Friesen: What NHL Commissioner Gary Bettman thinks is irrelevant, just ask him
NHL Commissioner Gary Bettman and his deputy, Bill Daly, bombed the city on Tuesday, touching on topics ranging from the late attendance of the Winnipeg Jets to the league’s black eye taken in the Mitchell Miller saga to the latest twist in the sordid saga of the Arizona Coyotes.
It was a typical Bateman/media exchange, where dealers got defensive at times, split hairs like a New York lawyer at others and, at one point, said what he had in mind was irrelevant.
Let’s start with the Jets, which isn’t what it used to be. The league’s smallest building—despite the temporary home of the Arizona Coyotes—usually has empty seats, something Pittman warned 11 years ago was not viable.
“Honestly, this is not going to do well unless this building is sold every night,” he said on the day Mark Chipman and David Thompson struck a deal to buy Atlanta Thrashers.
Recalling his words on Tuesday, Bateman downplayed the decline in crowds, noting the continuing reluctance to spread the pandemic, and perhaps the lack of workers downtown and the faltering economy as factors.
“I don’t think there is a problem with attendance,” he began. “I think this building could be full and it will be full again. I wouldn’t suggest there is a crisis here.”

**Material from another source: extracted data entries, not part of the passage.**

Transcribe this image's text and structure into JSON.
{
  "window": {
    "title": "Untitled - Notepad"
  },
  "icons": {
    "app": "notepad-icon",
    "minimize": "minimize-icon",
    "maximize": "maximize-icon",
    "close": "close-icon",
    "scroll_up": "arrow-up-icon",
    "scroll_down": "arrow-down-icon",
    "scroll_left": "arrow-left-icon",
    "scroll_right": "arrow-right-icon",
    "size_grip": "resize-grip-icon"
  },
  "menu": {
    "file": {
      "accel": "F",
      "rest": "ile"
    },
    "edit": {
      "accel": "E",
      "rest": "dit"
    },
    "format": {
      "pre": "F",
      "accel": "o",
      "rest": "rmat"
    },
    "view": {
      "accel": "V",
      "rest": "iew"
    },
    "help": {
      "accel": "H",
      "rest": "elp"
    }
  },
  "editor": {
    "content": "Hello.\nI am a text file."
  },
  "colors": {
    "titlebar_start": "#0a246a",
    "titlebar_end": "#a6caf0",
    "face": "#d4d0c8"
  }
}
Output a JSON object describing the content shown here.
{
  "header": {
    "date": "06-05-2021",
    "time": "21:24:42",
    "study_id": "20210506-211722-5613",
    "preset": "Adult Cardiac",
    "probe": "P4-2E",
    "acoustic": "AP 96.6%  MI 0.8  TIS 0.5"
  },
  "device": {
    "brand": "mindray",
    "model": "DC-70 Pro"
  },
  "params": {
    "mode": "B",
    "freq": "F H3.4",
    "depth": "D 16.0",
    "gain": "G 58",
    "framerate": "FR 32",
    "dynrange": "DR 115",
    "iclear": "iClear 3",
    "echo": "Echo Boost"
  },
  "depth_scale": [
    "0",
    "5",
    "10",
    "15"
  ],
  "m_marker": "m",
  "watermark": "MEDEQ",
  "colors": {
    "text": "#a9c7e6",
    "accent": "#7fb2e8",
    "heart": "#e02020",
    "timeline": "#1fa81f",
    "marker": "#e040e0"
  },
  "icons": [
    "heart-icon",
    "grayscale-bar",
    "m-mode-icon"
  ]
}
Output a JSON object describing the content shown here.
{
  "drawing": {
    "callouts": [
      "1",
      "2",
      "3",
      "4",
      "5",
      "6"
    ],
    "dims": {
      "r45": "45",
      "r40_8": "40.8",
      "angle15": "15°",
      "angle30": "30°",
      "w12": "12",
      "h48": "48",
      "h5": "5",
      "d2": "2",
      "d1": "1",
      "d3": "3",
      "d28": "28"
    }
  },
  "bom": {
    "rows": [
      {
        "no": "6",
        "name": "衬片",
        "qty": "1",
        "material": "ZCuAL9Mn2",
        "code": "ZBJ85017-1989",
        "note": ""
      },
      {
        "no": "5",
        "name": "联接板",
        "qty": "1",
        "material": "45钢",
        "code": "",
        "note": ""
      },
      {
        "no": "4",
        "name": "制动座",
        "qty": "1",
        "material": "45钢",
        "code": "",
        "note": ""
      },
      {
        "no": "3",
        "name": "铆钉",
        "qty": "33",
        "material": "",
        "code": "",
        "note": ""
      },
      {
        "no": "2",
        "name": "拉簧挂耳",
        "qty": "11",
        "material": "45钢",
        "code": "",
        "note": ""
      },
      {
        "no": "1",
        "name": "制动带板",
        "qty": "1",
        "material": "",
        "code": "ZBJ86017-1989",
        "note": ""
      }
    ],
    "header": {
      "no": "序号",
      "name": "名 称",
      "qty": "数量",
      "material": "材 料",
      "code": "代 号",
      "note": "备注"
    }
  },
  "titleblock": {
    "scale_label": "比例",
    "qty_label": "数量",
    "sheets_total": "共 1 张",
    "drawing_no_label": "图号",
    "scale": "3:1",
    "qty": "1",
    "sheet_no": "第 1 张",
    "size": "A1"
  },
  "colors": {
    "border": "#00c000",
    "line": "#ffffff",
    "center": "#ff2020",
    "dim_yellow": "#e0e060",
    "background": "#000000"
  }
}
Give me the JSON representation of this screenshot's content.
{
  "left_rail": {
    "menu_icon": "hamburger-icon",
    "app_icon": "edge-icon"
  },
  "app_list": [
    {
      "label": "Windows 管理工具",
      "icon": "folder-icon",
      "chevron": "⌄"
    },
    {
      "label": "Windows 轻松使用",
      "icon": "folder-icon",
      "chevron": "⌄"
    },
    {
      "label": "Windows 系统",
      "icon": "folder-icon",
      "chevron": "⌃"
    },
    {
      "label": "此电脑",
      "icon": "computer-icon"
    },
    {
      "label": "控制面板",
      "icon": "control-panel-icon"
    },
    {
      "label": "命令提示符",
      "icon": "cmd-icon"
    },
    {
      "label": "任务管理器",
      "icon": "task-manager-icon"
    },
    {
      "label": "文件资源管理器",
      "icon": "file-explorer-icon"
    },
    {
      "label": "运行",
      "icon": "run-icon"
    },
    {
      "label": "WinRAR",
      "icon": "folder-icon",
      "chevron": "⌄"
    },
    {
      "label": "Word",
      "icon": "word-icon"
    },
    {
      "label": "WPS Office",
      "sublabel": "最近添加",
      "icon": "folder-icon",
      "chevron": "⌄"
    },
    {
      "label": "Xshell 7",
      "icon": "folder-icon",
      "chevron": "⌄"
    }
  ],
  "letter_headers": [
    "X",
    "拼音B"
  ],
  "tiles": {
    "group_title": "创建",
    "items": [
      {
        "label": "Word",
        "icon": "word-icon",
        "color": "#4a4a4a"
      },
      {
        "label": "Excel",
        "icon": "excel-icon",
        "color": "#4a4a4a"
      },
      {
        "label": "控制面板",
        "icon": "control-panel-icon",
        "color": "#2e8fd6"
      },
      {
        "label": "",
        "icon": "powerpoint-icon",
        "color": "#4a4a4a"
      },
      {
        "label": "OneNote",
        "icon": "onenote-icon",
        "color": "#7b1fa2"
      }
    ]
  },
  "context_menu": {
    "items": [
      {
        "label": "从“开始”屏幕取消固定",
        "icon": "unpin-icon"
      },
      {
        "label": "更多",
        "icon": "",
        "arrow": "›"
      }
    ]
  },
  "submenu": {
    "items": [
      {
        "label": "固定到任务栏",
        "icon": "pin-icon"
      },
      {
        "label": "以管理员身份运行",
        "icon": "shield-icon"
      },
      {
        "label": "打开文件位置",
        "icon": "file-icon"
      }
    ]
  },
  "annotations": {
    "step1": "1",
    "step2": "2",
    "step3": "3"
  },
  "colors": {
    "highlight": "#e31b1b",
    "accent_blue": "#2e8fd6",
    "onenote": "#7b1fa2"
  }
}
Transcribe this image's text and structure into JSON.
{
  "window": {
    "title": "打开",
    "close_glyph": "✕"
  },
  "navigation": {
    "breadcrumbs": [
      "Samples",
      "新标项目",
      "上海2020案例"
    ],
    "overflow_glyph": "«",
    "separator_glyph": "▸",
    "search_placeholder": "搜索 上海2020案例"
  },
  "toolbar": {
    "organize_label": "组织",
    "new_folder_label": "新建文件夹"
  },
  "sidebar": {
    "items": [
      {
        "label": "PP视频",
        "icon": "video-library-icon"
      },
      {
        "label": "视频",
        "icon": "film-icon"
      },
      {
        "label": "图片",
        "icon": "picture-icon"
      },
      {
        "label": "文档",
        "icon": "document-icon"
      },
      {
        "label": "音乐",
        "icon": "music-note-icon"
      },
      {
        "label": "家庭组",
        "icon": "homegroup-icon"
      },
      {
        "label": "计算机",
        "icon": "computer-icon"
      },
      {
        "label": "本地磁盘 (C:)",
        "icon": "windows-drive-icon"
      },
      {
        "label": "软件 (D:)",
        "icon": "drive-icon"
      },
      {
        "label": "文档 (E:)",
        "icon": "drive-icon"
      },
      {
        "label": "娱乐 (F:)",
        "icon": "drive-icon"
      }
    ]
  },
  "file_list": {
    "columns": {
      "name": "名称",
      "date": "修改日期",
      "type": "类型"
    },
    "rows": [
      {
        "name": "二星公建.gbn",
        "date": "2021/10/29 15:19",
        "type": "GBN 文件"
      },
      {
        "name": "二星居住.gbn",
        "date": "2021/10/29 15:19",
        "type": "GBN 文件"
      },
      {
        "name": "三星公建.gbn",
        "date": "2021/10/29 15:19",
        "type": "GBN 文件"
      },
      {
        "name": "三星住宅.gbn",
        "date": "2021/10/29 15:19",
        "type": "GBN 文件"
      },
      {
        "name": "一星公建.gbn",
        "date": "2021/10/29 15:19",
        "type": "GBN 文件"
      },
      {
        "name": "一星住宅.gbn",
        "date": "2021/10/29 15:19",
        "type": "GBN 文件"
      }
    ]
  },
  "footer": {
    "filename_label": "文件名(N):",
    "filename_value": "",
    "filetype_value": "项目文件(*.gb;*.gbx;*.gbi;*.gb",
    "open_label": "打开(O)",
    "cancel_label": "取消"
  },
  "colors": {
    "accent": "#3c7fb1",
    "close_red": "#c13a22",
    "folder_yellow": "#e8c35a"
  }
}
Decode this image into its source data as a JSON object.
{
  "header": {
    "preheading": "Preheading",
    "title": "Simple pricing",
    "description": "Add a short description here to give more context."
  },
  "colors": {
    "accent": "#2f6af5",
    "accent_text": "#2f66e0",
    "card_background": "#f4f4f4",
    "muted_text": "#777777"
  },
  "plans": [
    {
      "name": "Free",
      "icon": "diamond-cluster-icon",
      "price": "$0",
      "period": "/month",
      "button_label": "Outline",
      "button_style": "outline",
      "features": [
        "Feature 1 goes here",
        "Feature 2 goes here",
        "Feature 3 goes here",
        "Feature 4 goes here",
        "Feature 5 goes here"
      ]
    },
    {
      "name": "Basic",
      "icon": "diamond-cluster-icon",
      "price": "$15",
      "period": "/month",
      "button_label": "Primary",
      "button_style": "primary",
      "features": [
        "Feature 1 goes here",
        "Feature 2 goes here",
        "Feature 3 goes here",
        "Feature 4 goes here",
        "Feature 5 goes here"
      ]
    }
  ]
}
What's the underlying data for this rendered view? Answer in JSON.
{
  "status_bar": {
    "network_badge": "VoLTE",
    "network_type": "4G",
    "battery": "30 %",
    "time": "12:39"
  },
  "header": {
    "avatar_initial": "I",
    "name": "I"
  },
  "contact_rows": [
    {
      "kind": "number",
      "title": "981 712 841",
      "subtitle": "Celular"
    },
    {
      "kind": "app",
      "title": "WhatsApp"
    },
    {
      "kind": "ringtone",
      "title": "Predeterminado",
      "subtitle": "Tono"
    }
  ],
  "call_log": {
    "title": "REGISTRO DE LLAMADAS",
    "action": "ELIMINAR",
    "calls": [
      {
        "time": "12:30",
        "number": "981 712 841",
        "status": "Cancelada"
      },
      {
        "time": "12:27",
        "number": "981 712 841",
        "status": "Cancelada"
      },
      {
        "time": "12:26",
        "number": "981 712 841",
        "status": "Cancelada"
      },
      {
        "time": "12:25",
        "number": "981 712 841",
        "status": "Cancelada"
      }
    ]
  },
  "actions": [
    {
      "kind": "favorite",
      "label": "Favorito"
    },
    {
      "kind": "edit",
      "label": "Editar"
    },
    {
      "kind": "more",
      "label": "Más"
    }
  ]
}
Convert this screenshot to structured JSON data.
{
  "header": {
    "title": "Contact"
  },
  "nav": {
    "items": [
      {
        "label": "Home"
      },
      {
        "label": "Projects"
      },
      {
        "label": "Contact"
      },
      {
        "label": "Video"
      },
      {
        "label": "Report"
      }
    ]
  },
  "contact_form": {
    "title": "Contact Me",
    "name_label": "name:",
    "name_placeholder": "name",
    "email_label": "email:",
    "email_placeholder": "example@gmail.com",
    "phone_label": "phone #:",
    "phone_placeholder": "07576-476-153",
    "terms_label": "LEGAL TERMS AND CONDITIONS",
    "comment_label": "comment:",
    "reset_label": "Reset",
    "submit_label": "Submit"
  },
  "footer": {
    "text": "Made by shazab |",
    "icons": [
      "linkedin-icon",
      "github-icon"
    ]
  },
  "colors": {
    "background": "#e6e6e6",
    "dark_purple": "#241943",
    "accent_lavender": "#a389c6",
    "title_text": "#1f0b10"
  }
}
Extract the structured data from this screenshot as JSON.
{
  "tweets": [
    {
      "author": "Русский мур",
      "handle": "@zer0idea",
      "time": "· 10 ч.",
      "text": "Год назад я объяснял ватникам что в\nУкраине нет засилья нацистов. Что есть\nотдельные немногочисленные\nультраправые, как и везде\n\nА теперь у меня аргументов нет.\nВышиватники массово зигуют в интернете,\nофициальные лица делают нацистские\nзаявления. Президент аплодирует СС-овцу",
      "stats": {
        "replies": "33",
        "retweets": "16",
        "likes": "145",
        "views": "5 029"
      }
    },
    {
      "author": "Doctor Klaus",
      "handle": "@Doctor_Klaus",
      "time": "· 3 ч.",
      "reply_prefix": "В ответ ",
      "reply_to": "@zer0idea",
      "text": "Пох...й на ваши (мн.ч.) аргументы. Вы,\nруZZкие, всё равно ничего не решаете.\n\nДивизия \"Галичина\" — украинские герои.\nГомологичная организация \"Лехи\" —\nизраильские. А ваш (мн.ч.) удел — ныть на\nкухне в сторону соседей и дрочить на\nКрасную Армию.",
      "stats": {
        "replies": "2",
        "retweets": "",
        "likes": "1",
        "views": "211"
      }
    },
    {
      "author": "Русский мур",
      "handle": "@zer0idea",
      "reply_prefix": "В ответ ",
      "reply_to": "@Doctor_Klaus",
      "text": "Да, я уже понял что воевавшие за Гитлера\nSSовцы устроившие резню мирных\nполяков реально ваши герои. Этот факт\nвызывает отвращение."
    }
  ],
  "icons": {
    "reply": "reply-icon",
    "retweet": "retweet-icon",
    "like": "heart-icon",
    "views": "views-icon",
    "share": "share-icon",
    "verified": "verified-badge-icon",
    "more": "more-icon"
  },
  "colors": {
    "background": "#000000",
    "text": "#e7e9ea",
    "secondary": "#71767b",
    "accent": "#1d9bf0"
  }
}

Bettman added that he does not buy “for a minute” the idea that Winnipeg may not be able to support aircraft anymore.
Then he pulled out his salesman’s hat.
“I think the seven Canadian teams have the planes either the second lowest fare or the third lowest fare,” he said. “So it’s not really about anyone’s pricing. It looks like the best seats are for sale. We’re just going through a period of adjustment.”
The topic that received the most attention was the Miller disaster and how it was handled.
Apparently forgetting the talented defenseman who bullied and racially tortured his fellow student for years, the Boston Bruins signed up with Miller late last week, then paid for two days of PR before admitting they screwed him up and set him free.
Soon after signing, Bettman, working quickly to wipe the egg from the face of the league, announced that Miller would not be allowed to play in the NHL, in effect forcing the Boston team.
When asked how the league could approve the contract one day and make it null and void 48 hours later, Buttman donned his attorney’s robe and told the assembled jurors they might have been confused, and that having a contract and letting him play in the NHL are two different things.
A reporter (well, it was me) asked what went through his mind when he first heard that the Bruins had signed Miller.
“What I have in mind is probably not relevant,” he began.
I mentioned him as the NHL commissioner.
“Yes, I know,” he said, “and some things I like to keep to myself.” “Bill told them when he heard that they had decided to sign him that he would not be eligible to play… until we cleared him. In terms of the record, that is enough. My personal thoughts are not relevant.”
Bettman and Daly seemed to suggest that the league couldn’t actually stop teams from signing a player. But the powers of the commissioner allow him to prevent anyone from playing.
How the Bruins get out of the contract seems to be their problem.
Speaking of Commish’s power, have we seen a man go to great lengths to prevent a team from relocating as Bettman did with the Arizona wolf?
This franchise has been the financial line, front office and league ice for most of his time in the Grand Canyon State.
Driven from its yard by a city tired of its antics, the team plays in a 5,000-seat college arena, the latest laughable development in the desert.
When asked to describe the path of the tattered concession, Bettman dug his heels in the sand, once again, to get to the latest mirage on the far horizon.
“There was a difficult, and at times, unfortunate and unlucky encounter,” he said. We wish things were easier. But … once this building and development in Tempe is completed, there will be no problem at all for coyotes. “
He was laughing when he finished, so he probably had a sense of humor, after all.
At the risk of revealing ancient history, I had one last question, one I’ve heard from Jets fans throughout the Arizona disaster: Why didn’t Bettman work as hard to keep the team in Winnipeg as he did to keep them in Arizona.
“That’s a great question,” he said, kicking off a brief history lesson about how nobody wanted to own the team and there was no prospect of a new arena in Winnipeg.
“Perhaps some of you were still in school, or younger,” he said, at the beginning of the lesson. “I’ve been doing this for a long time.”
So do I, Commish.
And the lengths she went to in Arizona defies explanation.
Even from a trained attorney who can split hairs with the best of them.